AI Development Tools
Free online tools for AI developers: token counter with visual analysis, prompt template builder with variables. All client-side, privacy-first.
Document Extraction
Extract structured content from any document
Token Counter
Count & visualize AI tokens
Prompt Builder
Build & test AI prompt templates
About AI Development Tools
Building with LLMs means constantly managing tokens and iterating on prompts. These tools are built specifically for AI developers: count and analyze tokens instantly, build and test prompt templates with variables, all without sending your data to any server. Everything runs in your browser, making these tools safe for proprietary prompts and sensitive data.
Frequently Asked Questions
How does the token counter work without an API?
The Token Counter uses a BPE (Byte Pair Encoding) tokenizer that runs entirely in your browser. It provides approximate token counts along with type distribution and frequency analysis. No text is sent to any server.
How accurate is the token count?
The count is approximate. Different LLM providers use different tokenizers, so actual counts may vary by up to ~10% depending on the model. For exact counts in production, use the official tokenizer libraries provided by each vendor.
What are prompt template variables?
Prompt template variables are placeholders like {{user_name}} or {{context}} that get replaced with actual values at runtime.
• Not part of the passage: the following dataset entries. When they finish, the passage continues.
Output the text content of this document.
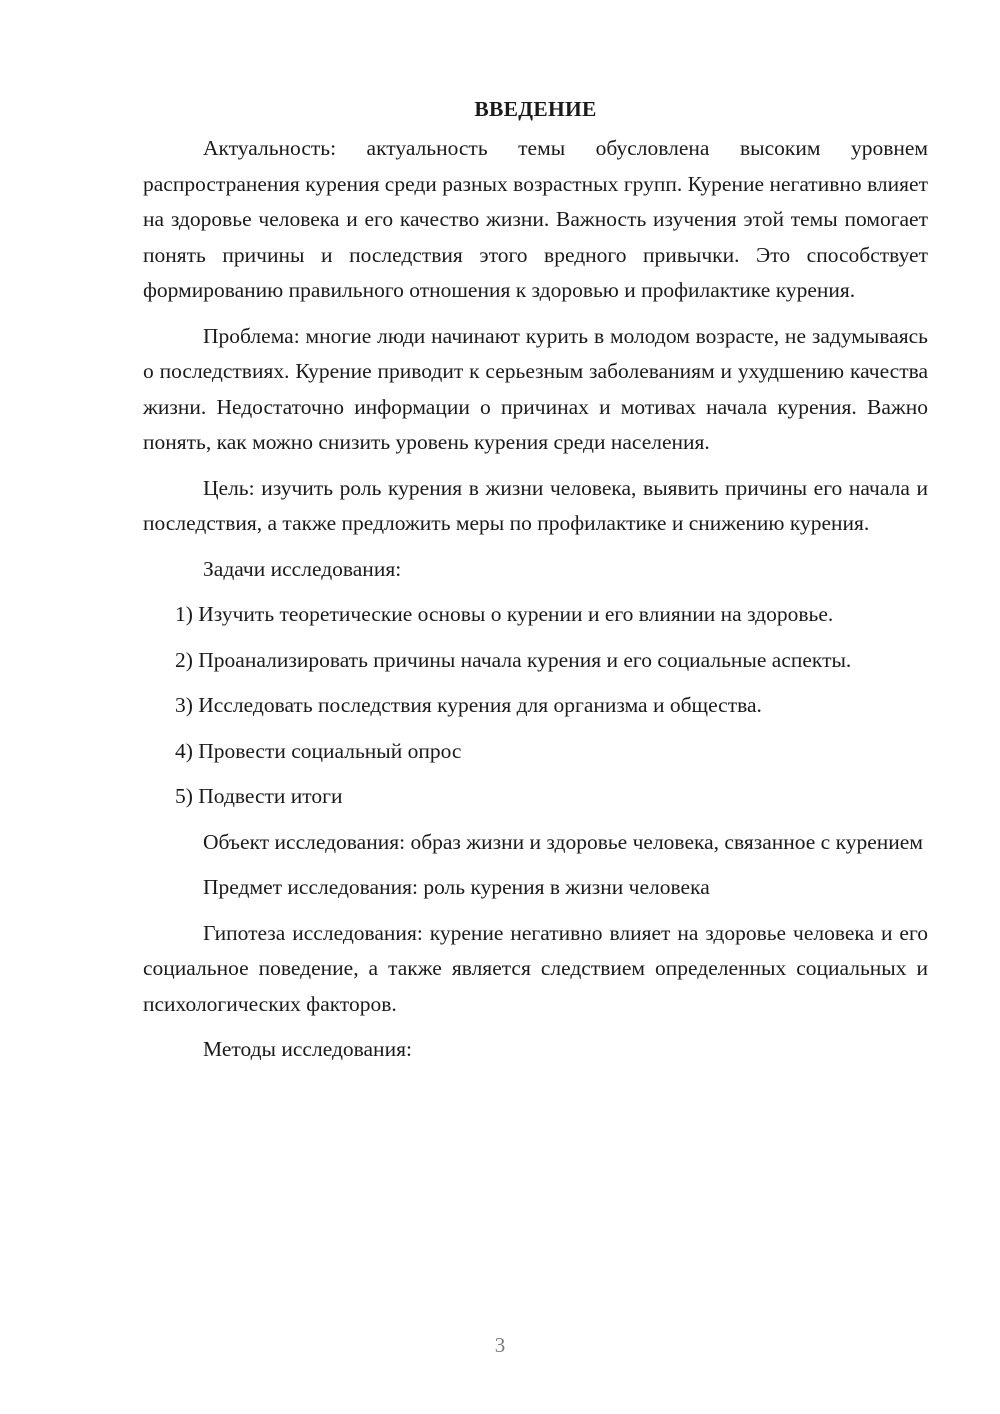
ВВЕДЕНИЕ

Актуальность: актуальность темы обусловлена высоким уровнем распространения курения среди разных возрастных групп. Курение негативно влияет на здоровье человека и его качество жизни. Важность изучения этой темы помогает понять причины и последствия этого вредного привычки. Это способствует формированию правильного отношения к здоровью и профилактике курения.

Проблема: многие люди начинают курить в молодом возрасте, не задумываясь о последствиях. Курение приводит к серьезным заболеваниям и ухудшению качества жизни. Недостаточно информации о причинах и мотивах начала курения. Важно понять, как можно снизить уровень курения среди населения.

Цель: изучить роль курения в жизни человека, выявить причины его начала и последствия, а также предложить меры по профилактике и снижению курения.

Задачи исследования:

1) Изучить теоретические основы о курении и его влиянии на здоровье.

2) Проанализировать причины начала курения и его социальные аспекты.

3) Исследовать последствия курения для организма и общества.

4) Провести социальный опрос

5) Подвести итоги

Объект исследования: образ жизни и здоровье человека, связанное с курением

Предмет исследования: роль курения в жизни человека

Гипотеза исследования: курение негативно влияет на здоровье человека и его социальное поведение, а также является следствием определенных социальных и психологических факторов.

Методы исследования:

3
The Prompt Builder lets you define these variables, fill them with test values, preview the rendered prompt, and export to Python f-strings, JavaScript template literals, or Jinja2 syntax.
Is my prompt data safe?
Yes. All tools run 100% client-side in your browser. Your prompts, templates, and test data never leave your device. There are no API calls, no analytics on your content, and no server-side storage. You can verify this in your browser's Network tab.
Do these tools call any AI API?
No. These are utilities for AI developers, not AI-powered tools. They perform deterministic operations like tokenization, template rendering, and data validation. No LLM inference is involved.